The System Can’t Fix the System

If the system is broken, then you can’t count on the system to fix itself. How do you know if your system is broken? If there is great wealth disparity in the community.

Those were the two key observations the Rev. Rosa Lee Harden, the leader of Faith+Finance, came back with after our team’s trip to Indianapolis last week. We hope to put on a conference there next Spring, and we have already started working with several partners there as we complete work on our Field Guide to Transformation, which will be up available online in the near future. The Field Guide is presented as a series of chapters, with sidebar stories and videos, on our method of community engagement which is designed as a way for the Christian church to reengage with their local economy.

This first version of the Field Guide is focused on helping people of faith be effective, chiefly in the white church, starting with the Episcopal Church where Rosa Lee has connections, become culturally literate allies, using their influence and connections put toward creating an economy of interdependence to replace the commodifying economy of maskless rugged individualism.
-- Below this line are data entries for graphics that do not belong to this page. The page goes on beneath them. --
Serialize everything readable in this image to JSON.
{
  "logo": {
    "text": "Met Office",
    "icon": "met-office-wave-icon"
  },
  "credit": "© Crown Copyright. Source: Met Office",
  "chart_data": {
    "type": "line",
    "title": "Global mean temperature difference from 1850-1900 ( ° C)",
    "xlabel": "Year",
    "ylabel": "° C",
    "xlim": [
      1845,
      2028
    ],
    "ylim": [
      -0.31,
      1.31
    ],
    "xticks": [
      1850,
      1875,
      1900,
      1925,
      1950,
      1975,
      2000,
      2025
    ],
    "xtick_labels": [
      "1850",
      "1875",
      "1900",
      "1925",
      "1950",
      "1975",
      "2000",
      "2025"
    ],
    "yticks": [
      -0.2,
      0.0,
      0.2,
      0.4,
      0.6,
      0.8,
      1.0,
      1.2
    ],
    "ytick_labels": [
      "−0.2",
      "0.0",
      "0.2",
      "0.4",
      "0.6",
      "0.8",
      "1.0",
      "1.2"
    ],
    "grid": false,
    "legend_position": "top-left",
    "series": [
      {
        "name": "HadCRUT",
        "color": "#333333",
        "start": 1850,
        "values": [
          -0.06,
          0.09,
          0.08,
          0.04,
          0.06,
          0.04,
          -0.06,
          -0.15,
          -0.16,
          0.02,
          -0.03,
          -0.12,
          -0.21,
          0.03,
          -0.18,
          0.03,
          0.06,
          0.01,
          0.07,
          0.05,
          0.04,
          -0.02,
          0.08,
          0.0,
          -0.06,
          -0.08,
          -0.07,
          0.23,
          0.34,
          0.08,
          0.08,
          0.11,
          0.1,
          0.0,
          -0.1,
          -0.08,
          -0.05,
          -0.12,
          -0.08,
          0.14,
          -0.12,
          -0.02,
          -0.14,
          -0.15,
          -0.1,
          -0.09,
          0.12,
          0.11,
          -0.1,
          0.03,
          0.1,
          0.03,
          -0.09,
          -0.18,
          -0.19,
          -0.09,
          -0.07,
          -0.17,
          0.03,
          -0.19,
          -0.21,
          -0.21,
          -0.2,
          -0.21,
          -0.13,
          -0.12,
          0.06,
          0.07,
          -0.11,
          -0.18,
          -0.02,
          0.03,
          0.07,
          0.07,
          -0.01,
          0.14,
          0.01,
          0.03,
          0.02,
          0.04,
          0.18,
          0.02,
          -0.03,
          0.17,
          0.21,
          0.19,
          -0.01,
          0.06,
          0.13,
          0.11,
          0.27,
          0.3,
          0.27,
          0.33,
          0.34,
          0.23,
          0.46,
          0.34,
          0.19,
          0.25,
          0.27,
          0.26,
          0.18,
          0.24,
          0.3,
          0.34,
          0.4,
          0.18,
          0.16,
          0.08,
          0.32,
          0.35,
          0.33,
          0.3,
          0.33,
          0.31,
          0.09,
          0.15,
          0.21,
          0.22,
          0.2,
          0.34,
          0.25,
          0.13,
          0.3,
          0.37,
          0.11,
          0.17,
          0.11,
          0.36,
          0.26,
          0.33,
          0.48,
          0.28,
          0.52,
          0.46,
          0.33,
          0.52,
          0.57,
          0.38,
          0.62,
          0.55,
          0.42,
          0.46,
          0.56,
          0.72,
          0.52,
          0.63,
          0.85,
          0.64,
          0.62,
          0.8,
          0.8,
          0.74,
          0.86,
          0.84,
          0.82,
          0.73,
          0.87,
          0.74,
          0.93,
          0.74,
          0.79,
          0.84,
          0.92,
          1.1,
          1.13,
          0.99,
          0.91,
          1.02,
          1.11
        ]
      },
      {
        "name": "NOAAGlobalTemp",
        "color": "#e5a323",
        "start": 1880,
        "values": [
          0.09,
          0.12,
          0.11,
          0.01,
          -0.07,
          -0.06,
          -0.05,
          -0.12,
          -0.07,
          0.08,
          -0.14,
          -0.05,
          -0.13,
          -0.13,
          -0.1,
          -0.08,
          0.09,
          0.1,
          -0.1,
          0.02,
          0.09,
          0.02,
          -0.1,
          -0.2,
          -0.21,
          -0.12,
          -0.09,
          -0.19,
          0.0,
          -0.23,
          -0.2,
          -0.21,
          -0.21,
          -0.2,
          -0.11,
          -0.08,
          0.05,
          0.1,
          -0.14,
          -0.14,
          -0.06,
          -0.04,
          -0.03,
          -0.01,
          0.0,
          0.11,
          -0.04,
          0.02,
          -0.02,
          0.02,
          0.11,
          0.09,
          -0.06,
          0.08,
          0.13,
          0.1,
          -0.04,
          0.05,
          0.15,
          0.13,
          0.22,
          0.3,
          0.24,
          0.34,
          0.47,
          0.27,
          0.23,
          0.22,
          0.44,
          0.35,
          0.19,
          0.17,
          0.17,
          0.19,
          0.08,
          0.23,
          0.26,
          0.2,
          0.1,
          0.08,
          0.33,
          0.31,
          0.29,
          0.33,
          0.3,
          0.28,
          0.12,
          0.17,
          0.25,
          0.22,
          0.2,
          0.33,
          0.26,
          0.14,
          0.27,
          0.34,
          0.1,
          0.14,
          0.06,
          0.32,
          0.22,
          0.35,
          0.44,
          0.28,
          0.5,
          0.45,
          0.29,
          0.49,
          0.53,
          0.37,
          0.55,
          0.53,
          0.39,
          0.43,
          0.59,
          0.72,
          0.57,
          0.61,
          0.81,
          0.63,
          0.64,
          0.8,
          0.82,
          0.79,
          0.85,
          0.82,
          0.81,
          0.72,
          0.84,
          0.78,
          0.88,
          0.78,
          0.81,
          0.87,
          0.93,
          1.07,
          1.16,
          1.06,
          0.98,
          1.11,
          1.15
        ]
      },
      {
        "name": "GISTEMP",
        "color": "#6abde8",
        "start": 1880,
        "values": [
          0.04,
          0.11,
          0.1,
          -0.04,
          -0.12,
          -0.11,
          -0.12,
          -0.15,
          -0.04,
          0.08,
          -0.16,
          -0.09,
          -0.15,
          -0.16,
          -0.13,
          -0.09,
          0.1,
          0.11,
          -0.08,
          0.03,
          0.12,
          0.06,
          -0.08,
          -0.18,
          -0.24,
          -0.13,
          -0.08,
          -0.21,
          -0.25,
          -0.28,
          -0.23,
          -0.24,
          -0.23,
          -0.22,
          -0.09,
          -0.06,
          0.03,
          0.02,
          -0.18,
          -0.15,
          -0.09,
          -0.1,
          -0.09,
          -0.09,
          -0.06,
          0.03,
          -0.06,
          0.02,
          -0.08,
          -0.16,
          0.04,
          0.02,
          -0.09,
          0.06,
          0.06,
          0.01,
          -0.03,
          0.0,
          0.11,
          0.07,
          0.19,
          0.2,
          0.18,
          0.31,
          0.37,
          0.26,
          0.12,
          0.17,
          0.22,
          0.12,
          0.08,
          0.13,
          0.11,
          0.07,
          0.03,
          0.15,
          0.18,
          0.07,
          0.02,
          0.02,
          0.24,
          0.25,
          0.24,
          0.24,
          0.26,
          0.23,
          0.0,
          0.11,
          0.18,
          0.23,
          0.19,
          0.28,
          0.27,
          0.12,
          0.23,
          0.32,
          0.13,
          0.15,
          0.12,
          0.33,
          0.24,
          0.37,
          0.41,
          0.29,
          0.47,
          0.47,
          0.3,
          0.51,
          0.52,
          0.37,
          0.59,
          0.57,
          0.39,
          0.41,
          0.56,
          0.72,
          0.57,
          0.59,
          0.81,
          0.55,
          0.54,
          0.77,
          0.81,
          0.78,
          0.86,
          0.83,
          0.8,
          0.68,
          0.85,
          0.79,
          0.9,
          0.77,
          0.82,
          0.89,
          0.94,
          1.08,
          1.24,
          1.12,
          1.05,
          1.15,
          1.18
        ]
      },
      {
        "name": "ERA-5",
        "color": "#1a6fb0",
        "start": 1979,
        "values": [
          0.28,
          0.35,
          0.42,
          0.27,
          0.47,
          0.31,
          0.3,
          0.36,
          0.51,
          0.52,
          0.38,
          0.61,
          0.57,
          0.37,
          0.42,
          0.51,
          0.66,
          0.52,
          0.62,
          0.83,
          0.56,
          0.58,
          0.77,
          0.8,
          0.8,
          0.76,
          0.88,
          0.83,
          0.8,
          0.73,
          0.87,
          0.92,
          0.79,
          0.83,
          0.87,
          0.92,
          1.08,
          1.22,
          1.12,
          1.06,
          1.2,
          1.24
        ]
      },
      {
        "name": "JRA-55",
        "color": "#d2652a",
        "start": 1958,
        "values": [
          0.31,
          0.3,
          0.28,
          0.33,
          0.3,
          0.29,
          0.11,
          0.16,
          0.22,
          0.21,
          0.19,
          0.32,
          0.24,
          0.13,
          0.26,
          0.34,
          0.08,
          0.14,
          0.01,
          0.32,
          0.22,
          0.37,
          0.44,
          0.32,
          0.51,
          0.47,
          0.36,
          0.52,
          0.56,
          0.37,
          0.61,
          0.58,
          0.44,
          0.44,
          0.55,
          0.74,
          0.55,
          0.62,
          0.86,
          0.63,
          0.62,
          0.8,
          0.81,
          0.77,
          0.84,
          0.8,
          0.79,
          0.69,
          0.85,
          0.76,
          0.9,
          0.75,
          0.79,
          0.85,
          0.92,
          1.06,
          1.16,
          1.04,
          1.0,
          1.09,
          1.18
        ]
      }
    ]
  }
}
The Field Guide is designed to help communities of faith engage intelligently, understanding their local context with their local economy, working across race, class, and neighborhoods to create economic justice and bridge the racial wealth gap.

It helps them to understand their partners, and stakeholders, what they care about, what they are good at and could help people with while coming to understand that though the system may work for them, it is broken for a lot of people. Knowing that 1. The system is broken, and 2. The system won’t fix itself, then we see that we are working on the system itself.

Once that realization is reached, work fixing the system can begin. We believe the first thing to do is identify a system entrepreneur.

This is the definition from the Field Guide: Sometimes called a community quarterback, the system entrepreneur is a code switcher who understands power and the role of capital, whose goal is to move the whole ecosystem forward. Because it is one step removed from direct impact, but instead catalyzes forward progress at multiple points in the linked ecosystem, this role is hard to secure without a visionary funder who can think systemically instead of looking at discrete projects. Yet David Erickson’s research from the Federal Reserve has shown that this role is the key to transformative change in local economies.

The system entrepreneur is a connector, conversant in marginalized communities as well as talking to mayors, bankers, foundations, and congregations. They make the connections that move the ecosystem forward, but they are typically not the CEO or Executive Director of any organization. Instead, they play between organizations, partners, stakeholders, and allies. You may get lucky and have a member of your congregation or in your larger community who can fill this role, but more often successful ecosystems find innovative funding for just the right person to do this work.

Because their work moves the whole ecosystem forward but is less tied to any direct impact by a straight line, it’s a harder role to get funded than someone working directly on a single project. But when it’s funded, the impact is catalytic.

We hope to have some entrepreneurially oriented cohorts of parishes working with the Field Guide, finding their own system entrepreneurs, to engage with their local economies fairly early in 2022.

In Indianapolis, we discovered a new and amazing tool that people using the Field Guide will want to use, we believe. It’s called the Neighborhood Economic Vitality Index. It makes social capital in a community visible.

Using the NEVI resulted in the lowering of mortgage refinance rates in marginalized Indianapolis neighborhood through visible social capital and resilience enabling lenders to see the neighborhood as less risky. I think a lot of congregations working with communities will want to use it as they work across race, class, and neighborhoods. And that the communities they work with will find it useful as well.

While we are excited about that tool, it is only one of several we are stitching together to plug into the Field Guide and help people learn to use it, hopefully in groups working on similar issues. We will be adding other tools as we encounter them to enable faith communities to engage in their local contexts.